Das Bundesarbeitsgericht (BAG) stellt klar, dass zwar grundsätzlich ein Abstand zur höchsten Tarifgruppe gewahrt werden muss, jedoch, wenn die Tarifvertragsparteien keinen bestimmten prozentualen Abstand festgelegt haben, ein „geringfügig höheres Gehalt“ für die Status- und Vergütungsregelung eines außertariflichen Angestellten ausreicht.
Im vorliegenden Fall klagte ein Mitglied der IG Metall, das seit 2013 als Entwicklungsingenieur in einem Unternehmen tätig war und seit Juni 2022 ein monatliches Bruttogehalt von 8.212 Euro auf Basis eines „außertariflichen“ Arbeitsvertrags erhielt. Das Entgelt in der höchsten tariflichen Entgeltgruppe betrug 8.210,64 Euro brutto, basierend auf 40 Wochenstunden.
In diesem Unternehmen gelten die Tarifverträge der Metall- und Elektroindustrie Nordrhein-Westfalens. Die Tarifregelungen sehen vor, dass Beschäftigte, deren „geldwerte materielle Arbeitsbedingungen unter Berücksichtigung einer individuellen regelmäßigen wöchentlichen Arbeitszeit von bis zu 40 Stunden in einer Gesamtschau die höchste tarifliche Entgeltgruppe regelmäßig überschreiten“, von der Tarifbindung ausgenommen sind.

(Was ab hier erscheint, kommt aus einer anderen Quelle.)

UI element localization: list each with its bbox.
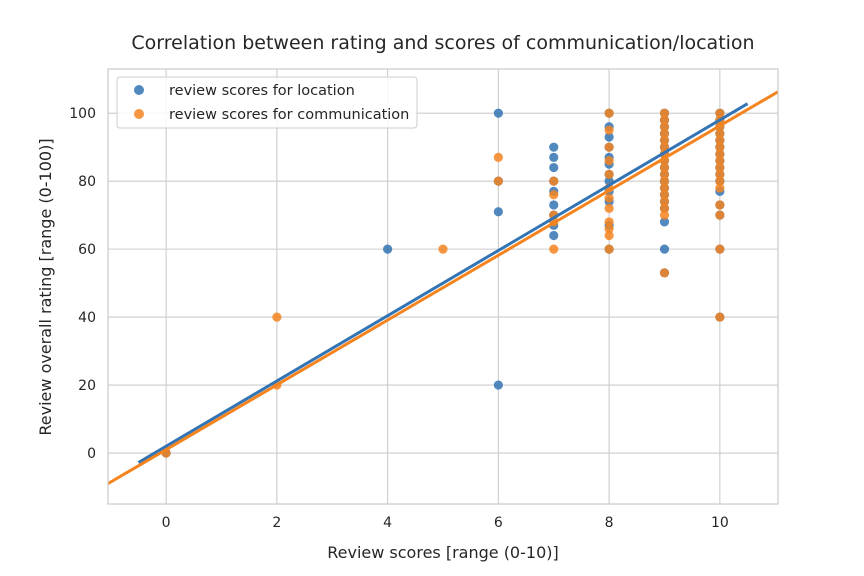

Der Ingenieur argumentierte, dass ein solches „Überschreiten“ nur dann angenommen werden könne, wenn sein Gehalt 23,45% über dem der höchsten Tarifgruppe liege, was in seinem Fall einem Bruttogehalt von 10.136,03 Euro entsprechen würde. Da sein Gehalt jedoch lediglich 8.212,- Euro betrug, verlangte er, dass ihm das Unternehmen die Differenz nachzahlen müsse.
Das BAG wies die Klage jedoch in allen Instanzen ab. Die tariflichen Bestimmungen im Streitfall verlangten, dass die „geldwerten materiellen Arbeitsbedingungen“ die höchste Tarifentgeltgruppe „regelmäßig überschreiten“, was bei dem Ingenieur der Fall war. Da die Tarifparteien keinen spezifischen prozentualen Abstand definiert hatten, genügt laut BAG jedes Überschreiten des höchsten Tarifentgelts, auch ein geringfügiges.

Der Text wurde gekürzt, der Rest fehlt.